Pagi menyingsing dengan kelabu yang begitu khas Tokyo di musim dingin. Lea terbangun dengan pemandangan Rahmat yang masih menggelung di sofa, napasnya teratur meniup lembut tengkuknya. Ia berbaring diam, merekam momen ini dalam memorinya, aroma khas Rahmat, rasa aman aneh yang ia rasakan dalam pelukan pria yang seharusnya terlalu berbeda untuk menjadi cocok dengannya.
Dengan hati-hati, Lea beranjak dari tempat tidur, bergerak tanpa suara untuk tidak membangunkan Rahmat. Ia mengenakan jaket Rahmat yang tersampir di kursi, terlalu besar untuk tubuhnya, tapi entah mengapa terasa tepat, dan berjalan menuju jendela.
Tokyo terhampar di hadapannya, bersiap menyongsong hari baru. Orang-orang bergerak di bawah sana, masing-masing dengan tujuan dan kisahnya sendiri, tak menyadari bahwa di sebuah apartemen kecil di Kichijoji, seorang perempuan sedang berdiri di persimpangan penting hidupnya.
Ikutlah denganku.
Undangan Rahmat bergema dalam pikirannya seperti mantra.
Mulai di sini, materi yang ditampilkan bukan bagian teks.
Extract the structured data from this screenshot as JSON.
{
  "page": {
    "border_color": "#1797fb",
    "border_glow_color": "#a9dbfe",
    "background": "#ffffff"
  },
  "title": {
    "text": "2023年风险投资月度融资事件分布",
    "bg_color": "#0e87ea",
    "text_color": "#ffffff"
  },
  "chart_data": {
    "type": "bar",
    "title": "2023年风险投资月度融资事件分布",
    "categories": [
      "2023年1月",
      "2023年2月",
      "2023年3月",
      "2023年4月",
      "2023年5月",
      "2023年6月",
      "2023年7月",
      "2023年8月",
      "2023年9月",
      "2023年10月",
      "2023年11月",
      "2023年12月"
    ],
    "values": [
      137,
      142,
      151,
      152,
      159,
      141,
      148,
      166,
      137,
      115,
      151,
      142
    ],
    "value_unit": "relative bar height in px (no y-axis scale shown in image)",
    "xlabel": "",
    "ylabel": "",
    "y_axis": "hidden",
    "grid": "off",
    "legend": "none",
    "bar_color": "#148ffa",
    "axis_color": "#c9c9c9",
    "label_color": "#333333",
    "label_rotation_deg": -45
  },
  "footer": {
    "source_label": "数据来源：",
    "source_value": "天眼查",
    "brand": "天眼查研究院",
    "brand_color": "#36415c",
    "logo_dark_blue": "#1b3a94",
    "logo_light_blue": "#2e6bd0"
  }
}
Ikut ke Indonesia berarti meninggalkan zona amannya, laboratorium, penelitiannya, rutinitas yang telah ia bangun selama bertahun-tahun. Berarti menghadapi dunia Rahmat yang asing, keluarganya yang mungkin tidak menerimanya, dan budaya yang telah ia tinggalkan sejak kecil.
Namun, tetap tinggal berarti apa? Menunggu dalam ketidakpastian? Melanjutkan hubungan jarak jauh yang entah kapan akan berakhir? Atau mungkin, perlahan-lahan memutuskan bahwa perbedaan mereka memang terlalu besar untuk dijembatani?
"Kau berpikir terlalu keras, aku bisa mendengarnya dari sini."